Characterization of human aEPDCs was assessed by using 1.10⁶ cells/mL. Cells were passaged using TrypLE (Applied Biosystems) and were washed with PBS containing 5% (vol/vol) FCS. Human aEPDCs were incubated with specific membrane antibodies against CD44 (catalog no. 3570; Cell Signaling Technology), CD105 (ab107595; Abcam), CD31 (catalog no. 3528 Cell Signaling Technology), CD34 (catalog no. 3569, Cell Signaling Technology), Stro-1 (ab106712; Abcam), Pref-1 (ab21682; Abcam), Perilipin-1 (ab3526; Abcam), NPRA (ab70848; Abcam), NPRC (ab97339; Abcam), and their specific isotype controls for 30 min at room temperature.
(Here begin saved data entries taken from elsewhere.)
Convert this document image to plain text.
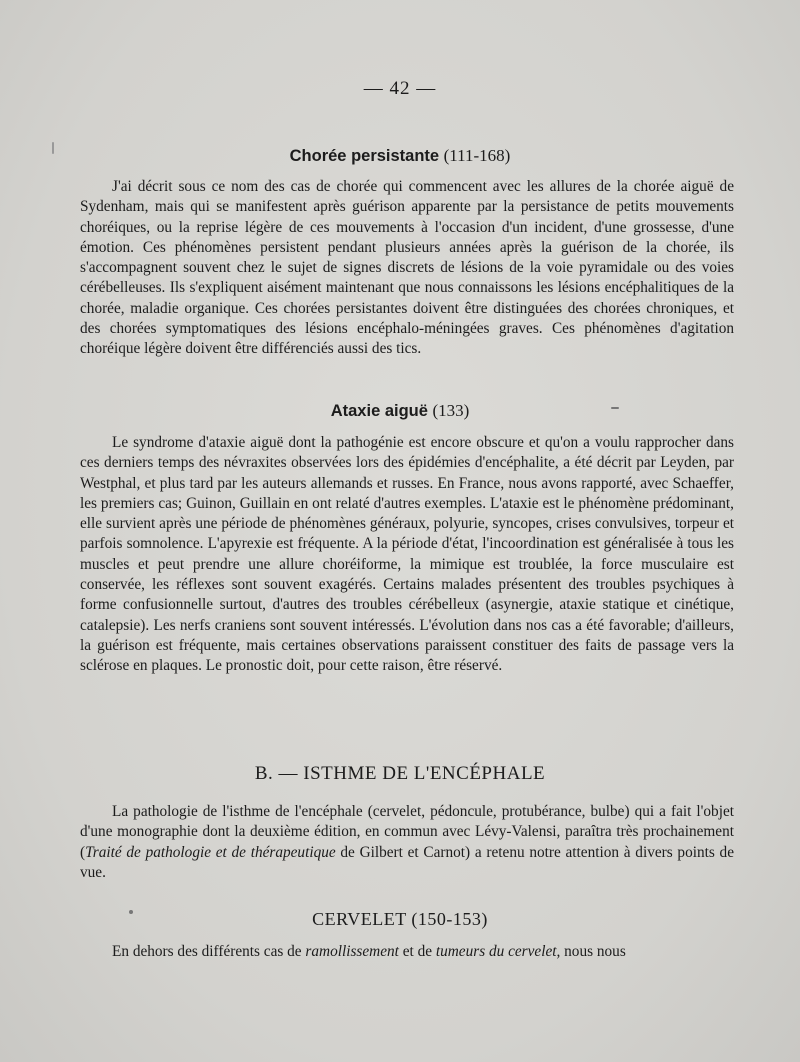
— 42 —
Chorée persistante (111-168)

J'ai décrit sous ce nom des cas de chorée qui commencent avec les allures de la chorée aiguë de Sydenham, mais qui se manifestent après guérison apparente par la persistance de petits mouvements choréiques, ou la reprise légère de ces mouvements à l'occasion d'un incident, d'une grossesse, d'une émotion. Ces phénomènes persistent pendant plusieurs années après la guérison de la chorée, ils s'accompagnent souvent chez le sujet de signes discrets de lésions de la voie pyramidale ou des voies cérébelleuses. Ils s'expliquent aisément maintenant que nous connaissons les lésions encéphalitiques de la chorée, maladie organique. Ces chorées persistantes doivent être distinguées des chorées chroniques, et des chorées symptomatiques des lésions encéphalo-méningées graves. Ces phénomènes d'agitation choréique légère doivent être différenciés aussi des tics.

Ataxie aiguë (133)

Le syndrome d'ataxie aiguë dont la pathogénie est encore obscure et qu'on a voulu rapprocher dans ces derniers temps des névraxites observées lors des épidémies d'encéphalite, a été décrit par Leyden, par Westphal, et plus tard par les auteurs allemands et russes. En France, nous avons rapporté, avec Schaeffer, les premiers cas; Guinon, Guillain en ont relaté d'autres exemples. L'ataxie est le phénomène prédominant, elle survient après une période de phénomènes généraux, polyurie, syncopes, crises convulsives, torpeur et parfois somnolence. L'apyrexie est fréquente. A la période d'état, l'incoordination est généralisée à tous les muscles et peut prendre une allure choréiforme, la mimique est troublée, la force musculaire est conservée, les réflexes sont souvent exagérés. Certains malades présentent des troubles psychiques à forme confusionnelle surtout, d'autres des troubles cérébelleux (asynergie, ataxie statique et cinétique, catalepsie). Les nerfs craniens sont souvent intéressés. L'évolution dans nos cas a été favorable; d'ailleurs, la guérison est fréquente, mais certaines observations paraissent constituer des faits de passage vers la sclérose en plaques. Le pronostic doit, pour cette raison, être réservé.

B. — ISTHME DE L'ENCÉPHALE

La pathologie de l'isthme de l'encéphale (cervelet, pédoncule, protubérance, bulbe) qui a fait l'objet d'une monographie dont la deuxième édition, en commun avec Lévy-Valensi, paraîtra très prochainement (Traité de pathologie et de thérapeutique de Gilbert et Carnot) a retenu notre attention à divers points de vue.

CERVELET (150-153)

En dehors des différents cas de ramollissement et de tumeurs du cervelet, nous nous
Cells then were incubated with Alexa-Fluor 650, washed, fixed with 0.4% PFA, and analyzed by flow cytometry using a MACSQuant analyzer (Miltenyi Biotech) and FlowJo software (FlowJo LLC).
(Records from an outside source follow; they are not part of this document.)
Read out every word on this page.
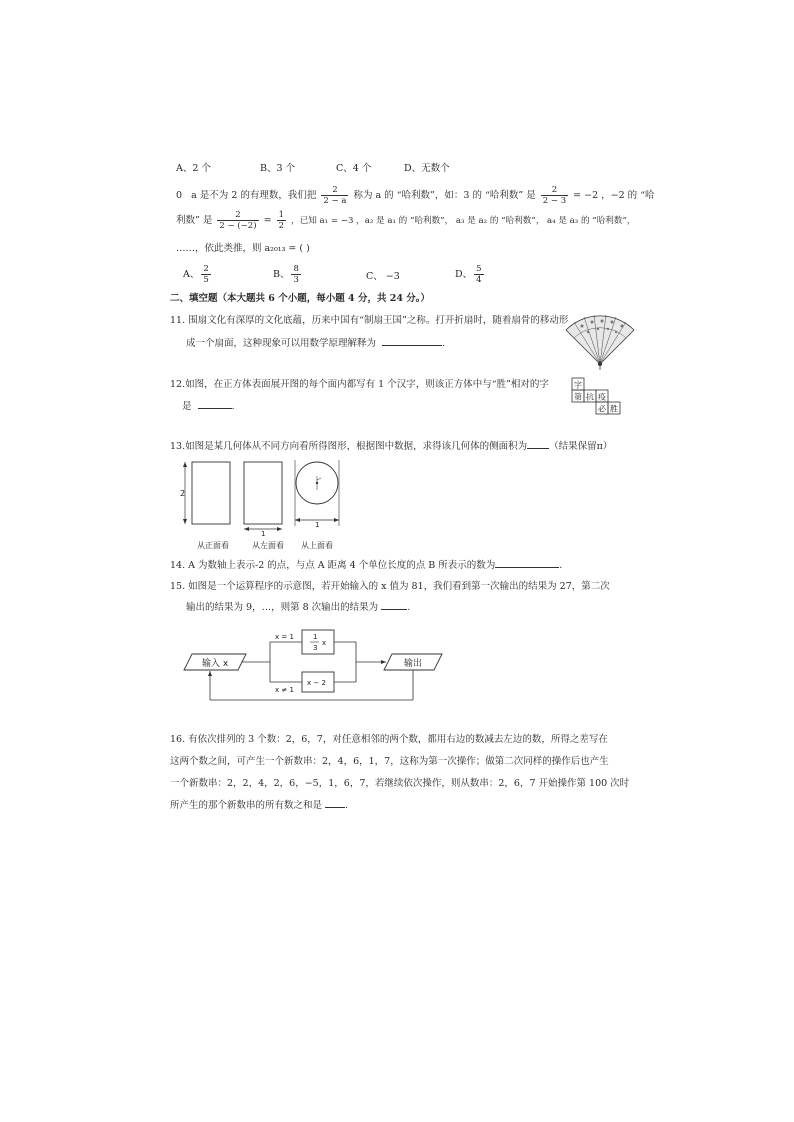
A、2 个	B、3 个	C、4 个	D、无数个
0 a 是不为 2 的有理数，我们把 $\frac{2}{2 - a}$ 称为 a 的 “哈利数”，如：3 的 “哈利数” 是 $\frac{2}{2 - 3} = -2$ ，−2 的 “哈
利数” 是 $\frac{2}{2 - (-2)} = \frac{1}{2}$ ，已知 a₁ = −3 ，a₂ 是 a₁ 的 “哈利数”， a₃ 是 a₂ 的 “哈利数”， a₄ 是 a₃ 的 “哈利数”，
……，依此类推，则 a₂₀₁₃ = ( )
A、 $\frac{2}{5}$	B、 $\frac{8}{3}$	C、 −3	D、 $\frac{5}{4}$
二、填空题（本大题共 6 个小题，每小题 4 分，共 24 分。）
11. 围扇文化有深厚的文化底蕴，历来中国有“制扇王国”之称。打开折扇时，随着扇骨的移动形
成一个扇面，这种现象可以用数学原理解释为	.
12.如图，在正方体表面展开图的每个面内都写有 1 个汉字，则该正方体中与“胜”相对的字
是	.
字
第 抗 疫
必 胜
13.如图是某几何体从不同方向看所得图形，根据图中数据，求得该几何体的侧面积为 （结果保留π）
2
1
1
从正面看	从左面看 从上面看
14. A 为数轴上表示-2 的点，与点 A 距离 4 个单位长度的点 B 所表示的数为	.
15. 如图是一个运算程序的示意图，若开始输入的 x 值为 81，我们看到第一次输出的结果为 27，第二次
输出的结果为 9，…，则第 8 次输出的结果为	.
输入 x
x = 1
x ≠ 1
1
3
x
x − 2
输出
16. 有依次排列的 3 个数：2，6，7，对任意相邻的两个数，都用右边的数减去左边的数，所得之差写在
这两个数之间，可产生一个新数串：2，4，6，1，7，这称为第一次操作；做第二次同样的操作后也产生
一个新数串：2，2，4，2，6，−5，1，6，7，若继续依次操作，则从数串：2，6，7 开始操作第 100 次时
所产生的那个新数串的所有数之和是 .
RNA Extraction and Reverse Transcription and qPCR Assay.

Total RNA was isolated from 1.10⁴ human or mouse aEPDCs, and reverse transcription was performed by using the Cell-to-Ct assay according to the manufacturer’s instructions (Thermo Fisher). In parallel, total RNA of human and mouse atria tissue was extracted using TRIzol reagent according to the manufacturer’s instructions (Thermo Fisher Scientific). RNA concentration was measured with a NanoDrop spectrophotometer (Thermo Fisher Scientific), and 1 µg was submitted to reverse transcription using superscript III (First Strand cDNA Synthesis Kit; Thermo Fisher Scientific).
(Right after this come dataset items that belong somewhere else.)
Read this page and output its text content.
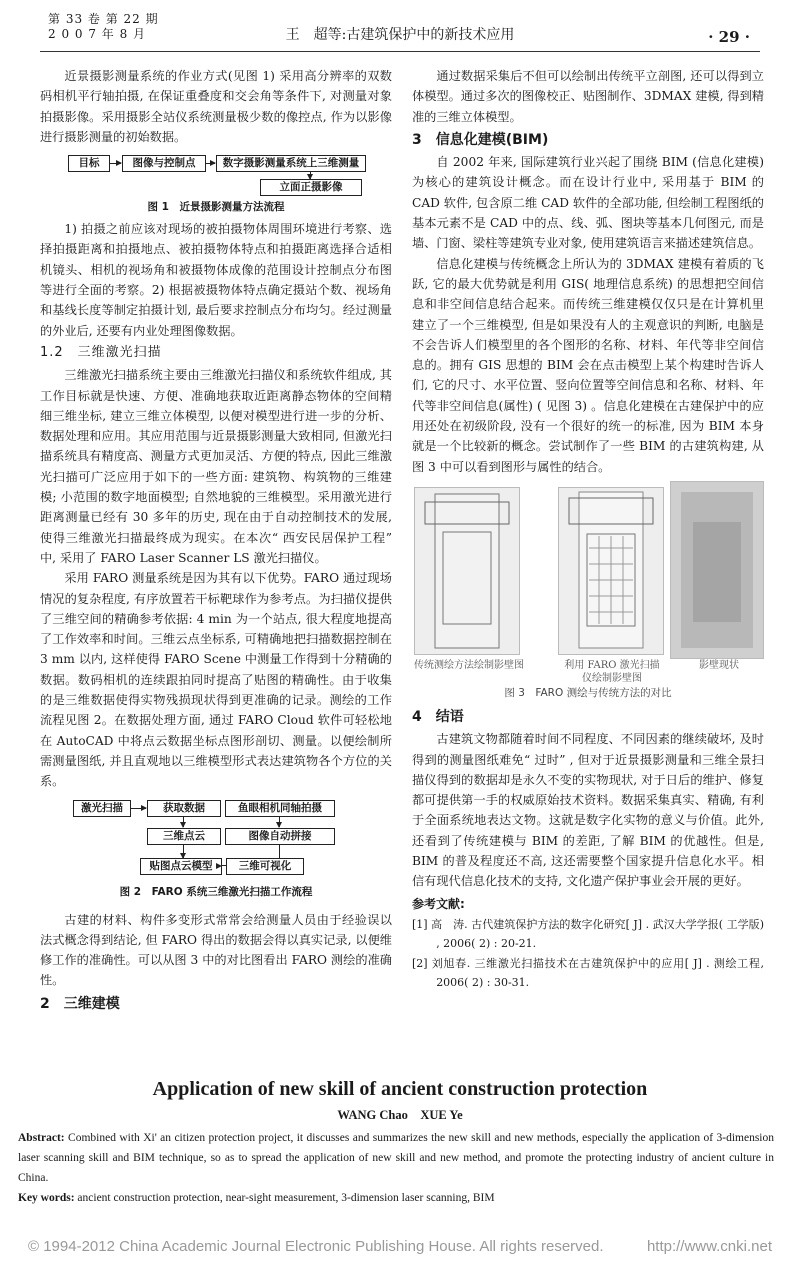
第 33 卷 第 22 期
2 0 0 7 年 8 月	王　超等:古建筑保护中的新技术应用	· 29 ·

近景摄影测量系统的作业方式(见图 1) 采用高分辨率的双数码相机平行轴拍摄, 在保证重叠度和交会角等条件下, 对测量对象拍摄影像。采用摄影全站仪系统测量极少数的像控点, 作为以影像进行摄影测量的初始数据。

目标	图像与控制点	数字摄影测量系统上三维测量
立面正摄影像
图 1　近景摄影测量方法流程

1) 拍摄之前应该对现场的被拍摄物体周围环境进行考察、选择拍摄距离和拍摄地点、被拍摄物体特点和拍摄距离选择合适相机镜头、相机的视场角和被摄物体成像的范围设计控制点分布图等进行全面的考察。2) 根据被摄物体特点确定摄站个数、视场角和基线长度等制定拍摄计划, 最后要求控制点分布均匀。经过测量的外业后, 还要有内业处理图像数据。

1.2　三维激光扫描

三维激光扫描系统主要由三维激光扫描仪和系统软件组成, 其工作目标就是快速、方便、准确地获取近距离静态物体的空间精细三维坐标, 建立三维立体模型, 以便对模型进行进一步的分析、数据处理和应用。其应用范围与近景摄影测量大致相同, 但激光扫描系统具有精度高、测量方式更加灵活、方便的特点, 因此三维激光扫描可广泛应用于如下的一些方面: 建筑物、构筑物的三维建模; 小范围的数字地面模型; 自然地貌的三维模型。采用激光进行距离测量已经有 30 多年的历史, 现在由于自动控制技术的发展, 使得三维激光扫描最终成为现实。在本次“ 西安民居保护工程” 中, 采用了 FARO Laser Scanner LS 激光扫描仪。

采用 FARO 测量系统是因为其有以下优势。FARO 通过现场情况的复杂程度, 有序放置若干标靶球作为参考点。为扫描仪提供了三维空间的精确参考依据: 4 min 为一个站点, 很大程度地提高了工作效率和时间。三维云点坐标系, 可精确地把扫描数据控制在 3 mm 以内, 这样使得 FARO Scene 中测量工作得到十分精确的数据。数码相机的连续跟拍同时提高了贴图的精确性。由于收集的是三维数据使得实物残损现状得到更准确的记录。测绘的工作流程见图 2。在数据处理方面, 通过 FARO Cloud 软件可轻松地在 AutoCAD 中将点云数据坐标点图形剖切、测量。以便绘制所需测量图纸, 并且直观地以三维模型形式表达建筑物各个方位的关系。

激光扫描	获取数据	鱼眼相机同轴拍摄
三维点云	图像自动拼接
贴图点云模型	三维可视化
图 2　FARO 系统三维激光扫描工作流程

古建的材料、构件多变形式常常会给测量人员由于经验误以法式概念得到结论, 但 FARO 得出的数据会得以真实记录, 以便维修工作的准确性。可以从图 3 中的对比图看出 FARO 测绘的准确性。

2　三维建模

通过数据采集后不但可以绘制出传统平立剖图, 还可以得到立体模型。通过多次的图像校正、贴图制作、3DMAX 建模, 得到精准的三维立体模型。

3　信息化建模(BIM)

自 2002 年来, 国际建筑行业兴起了围绕 BIM (信息化建模) 为核心的建筑设计概念。而在设计行业中, 采用基于 BIM 的 CAD 软件, 包含原二维 CAD 软件的全部功能, 但绘制工程图纸的基本元素不是 CAD 中的点、线、弧、图块等基本几何图元, 而是墙、门窗、梁柱等建筑专业对象, 使用建筑语言来描述建筑信息。

信息化建模与传统概念上所认为的 3DMAX 建模有着质的飞跃, 它的最大优势就是利用 GIS( 地理信息系统) 的思想把空间信息和非空间信息结合起来。而传统三维建模仅仅只是在计算机里建立了一个三维模型, 但是如果没有人的主观意识的判断, 电脑是不会告诉人们模型里的各个图形的名称、材料、年代等非空间信息的。拥有 GIS 思想的 BIM 会在点击模型上某个构建时告诉人们, 它的尺寸、水平位置、竖向位置等空间信息和名称、材料、年代等非空间信息(属性) ( 见图 3) 。信息化建模在古建保护中的应用还处在初级阶段, 没有一个很好的统一的标准, 因为 BIM 本身就是一个比较新的概念。尝试制作了一些 BIM 的古建筑构建, 从图 3 中可以看到图形与属性的结合。

传统测绘方法绘制影壁图	利用 FARO 激光扫描仪绘制影壁图
影壁现状
图 3　FARO 测绘与传统方法的对比
4　结语

古建筑文物都随着时间不同程度、不同因素的继续破坏, 及时得到的测量图纸难免“ 过时” , 但对于近景摄影测量和三维全景扫描仪得到的数据却是永久不变的实物现状, 对于日后的维护、修复都可提供第一手的权威原始技术资料。数据采集真实、精确, 有利于全面系统地表达文物。这就是数字化实物的意义与价值。此外, 还看到了传统建模与 BIM 的差距, 了解 BIM 的优越性。但是, BIM 的普及程度还不高, 这还需要整个国家提升信息化水平。相信有现代信息化技术的支持, 文化遗产保护事业会开展的更好。

参考文献:
[1] 高　涛. 古代建筑保护方法的数字化研究[ J] . 武汉大学学报( 工学版) , 2006( 2) : 20-21.
[2] 刘旭春. 三维激光扫描技术在古建筑保护中的应用[ J] . 测绘工程, 2006( 2) : 30-31.
Application of new skill of ancient construction protection
WANG Chao　XUE Ye
Abstract: Combined with Xi' an citizen protection project, it discusses and summarizes the new skill and new methods, especially the application of 3-dimension laser scanning skill and BIM technique, so as to spread the application of new skill and new method, and promote the protecting industry of ancient culture in China.
Key words: ancient construction protection, near-sight measurement, 3-dimension laser scanning, BIM
© 1994-2012 China Academic Journal Electronic Publishing House. All rights reserved.	http://www.cnki.net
qPCR was performed using a TaqMan Gene Expression Assay consisting of a pair of unlabeled PCR primers and a TaqMan probe with a fluorescein amidite (FAM) kit (Thermo Fisher Scientific). Briefly, 100 ng of cDNA was used for real-time PCR with specific TaqMan (Table S2) and Master Mix primers. Reactions were performed in single 96-well plates in duplicate using StepOnePlus (ABI, Thermo Fisher Scientific). Expression relative to GAPDH, HPRT, and 18S was calculated using the 2^-(ΔΔCt) method. Levels were expressed in arbitrary units (AU) and were normalized to control.

Western Blot Analysis.

Human aEPDCs were cultured in six-well plates and were treated with ANP (10 pM or 10 nM), 8-Br-cGMP (10 nM), 8-Br-cAMP (10 nM), or MYO-S (1/100) for 6 h, 24 h, 7 d, or 21 d. Signaling pathways were determined by treating aEPDCs with ANP or MYO-S for 1, 12, and 24 h. In parallel, aEPDCs were pretreated with the signaling pathway antagonist U0126 (10 µM) (Sigma-Aldrich), PD98059 (10 µM) (Sigma-Aldrich), Rp-cGMP (50 µM) (Sigma-Aldrich), W7 (10 µM) (Sigma-Aldrich), HS-8140 (1 µM) (Bachem), or HS-3134 (1 µM) (Bachem) for 12 or 24 h and were induced with ANP or MYO-S. Cellular lysis was performed with radioimmunoprecipitation assay (RIPA) buffer supplemented with protease inhibitor mixture (1/1,000) and phosphatase inhibitor (1/1,000) (Sigma-Aldrich). Total proteins were measured with a BCA protein assay according to the manufacturer’s instructions (Thermo Fisher Scientific). Proteins (10 µg) were separated on 10% (vol/vol) SDS-polyacrylamide gels followed by electrophoretic transfer of protein to nitrocellulose membrane (Thermo Fisher Scientific). Membranes were incubated overnight with antibodies against PI3K (catalog no. 4249; Cell Signaling Technology), ERK/MAPK (catalog nos. 9101 and 4695; Cell Signaling Technology), AKT (catalog no. 9272; Cell Signaling Technology), SAPK/JNK (catalog nos. 4671 and 9258; Cell Signaling Technology), GSK-3-β (catalog nos. 9331 and 9315; Cell Signaling Technology), β-catenin (catalog nos. 9561and 9562; Cell Signaling Technology), PKA (catalog no. 4782; Cell Signaling Technology), PKG (catalog no. 3248; Cell Signaling Technology) or Wnt10b (ab70816; Abcam). Adipogenic protein expression was assessed by using specific antibodies against C/EBPα (catalog no. 8178; Cell Signaling Technology), PPARγ (catalog no.2435; Cell Signaling Technology), Perilipin-1 (catalog no. 9349; Cell Signaling Technology), or Pref-1 (ab119930; Abcam). Expression levels relative to GAPDH (catalog no. 2118; Cell Signaling Technology) were expressed in arbitrary units and were normalized to control. Membranes were revealed using streptavidin-HRP–conjugated secondary antibody solution (Thermo Fisher Scientific). Membranes were exposed to an Image Quant LAS4000 camera (GE Healthcare) and were analyzed with Image J software.